Cómo se forman las nubes

Las nubes son formaciones características de la troposfera, que están ligadas al ciclo del agua en nuestro planeta. Como consecuencia de la evaporación en la superficie, se produce el ascenso de vapor de agua a la atmósfera. Conforme asciende, el vapor se enfría, con lo que tiene lugar la condensación del agua en forma de pequeñas gotas líquidas o su solidificación como diminutos cristales de hielo.

El ascenso puede producirse también como consecuencia del contacto entre una masa de aire caliente con otra masa de aire más frío. La primera cabalga sobre la segunda y se originan así frentes nubosos, al condensarse el vapor de agua.

Un tercer proceso de formación de nubes está ligado al relieve. Cuando una masa de aire se encuentra con un obstáculo orográfico, al ascender se enfría formándose nubes.

Normalmente, la presencia de partículas de polvo, polen, etc., en la atmósfera ayuda a la formación de las nubes, ya que dichas partículas actúan como núcleos de condensación del agua.

Las nubes aportan grandes beneficios a la humanidad como agua que precipita a la tierra, regulación de la temperatura global, la reflexión de la radiación, la contribución en las reacciones químicas, etc. Es importante mencionar que no todas las nubes llegan a precipitar, ya que algunas contienen gotas de agua muy pequeñas y no tienen el peso suficiente para hacerlo.
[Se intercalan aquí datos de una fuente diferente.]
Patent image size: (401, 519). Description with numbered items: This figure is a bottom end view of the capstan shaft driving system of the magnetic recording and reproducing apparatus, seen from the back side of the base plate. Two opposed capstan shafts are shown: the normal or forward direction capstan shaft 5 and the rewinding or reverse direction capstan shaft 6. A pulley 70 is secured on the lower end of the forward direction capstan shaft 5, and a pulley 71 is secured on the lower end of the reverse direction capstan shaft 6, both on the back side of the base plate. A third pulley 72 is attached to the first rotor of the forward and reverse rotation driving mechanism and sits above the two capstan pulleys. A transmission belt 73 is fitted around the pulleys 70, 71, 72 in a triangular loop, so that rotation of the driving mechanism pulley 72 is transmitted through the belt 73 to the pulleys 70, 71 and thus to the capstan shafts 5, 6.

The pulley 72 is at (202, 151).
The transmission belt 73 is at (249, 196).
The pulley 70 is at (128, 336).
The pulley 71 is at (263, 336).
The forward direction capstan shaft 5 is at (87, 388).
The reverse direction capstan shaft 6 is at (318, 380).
Entre algunas de las fuentes mas importantes de partículas que actúan como núcleos de condensación para la formación de gotas de nube podemos encontrar el humo de los incendios forestales, el de los volcanes y acarreo por el viento de polvos minerales. Todas estas partículas son fundamentales para formar gotas de todos tamaños y entre más afines sean las partículas con el agua las gotas que se formarán serán más grandes y producirán una mayor cantidad de lluvia.